The Iranian move is the latest of many announcements that Iran recently reported to the International Atomic Energy Agency, which included abandoning the commitment to more terms of the nuclear deal that was reached with the major powers (5 + 1) in 2015, steps that started in 2019 in response. On Washington’s withdrawal from the agreement and the re-imposition of sanctions on it.

This step was one of the steps contained in a law passed by Iran’s parliament last month, in response to the assassination of Mohsen Fakhrizadeh, who is the country’s greatest nuclear scientist, and Tehran blamed Israel for his assassination.

These steps by Iran would complicate US President-elect Joe Biden’s efforts to return to the nuclear deal.

Biden had declared his adherence to the nuclear deal, from which outgoing President Donald Trump withdrew in 2018, and re-imposed tough sanctions on the Islamic Republic.

The nuclear agreement stipulates that the percentage of uranium enrichment will be set at less than 4%, while the percentage required for the manufacture of nuclear weapons will reach 90%.

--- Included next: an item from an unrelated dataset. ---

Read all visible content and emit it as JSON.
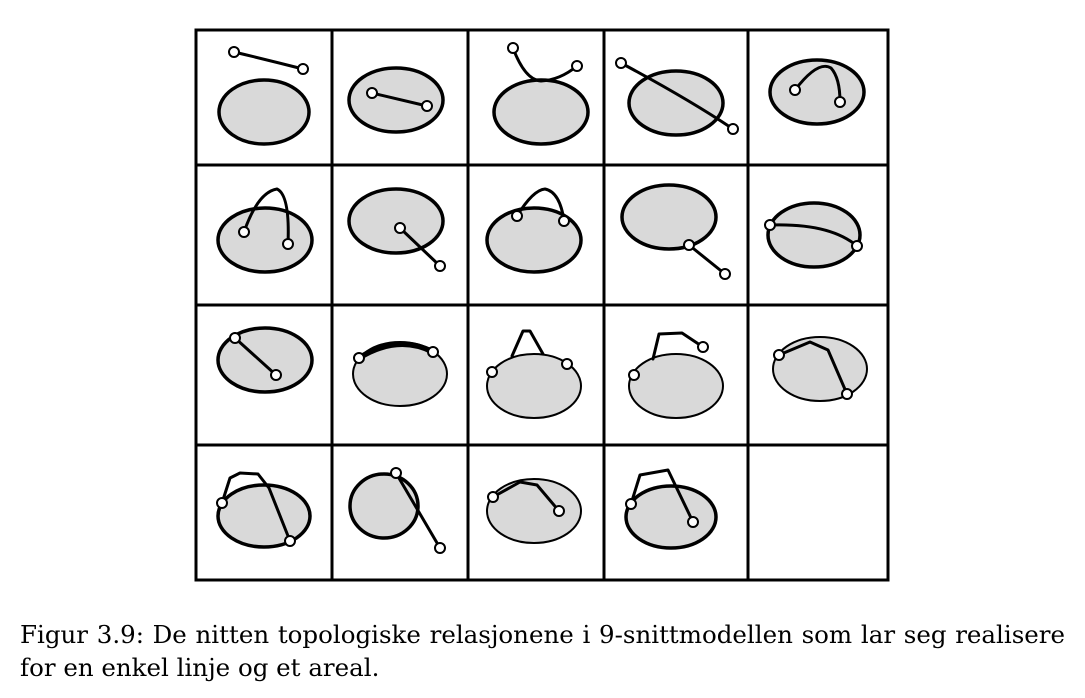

The main objective of the agreement was to extend the time that Iran might need to produce enough radioactive materials for a nuclear bomb, if it decided to do so, up to at least one year, from a period of approximately two to three months, and the agreement lifted international sanctions imposed on Iran.

US intelligence agencies and the International Atomic Energy Agency believe that Iran had a secret and coordinated nuclear weapons program that it halted in 2003, and Iran denies having such a program at any time.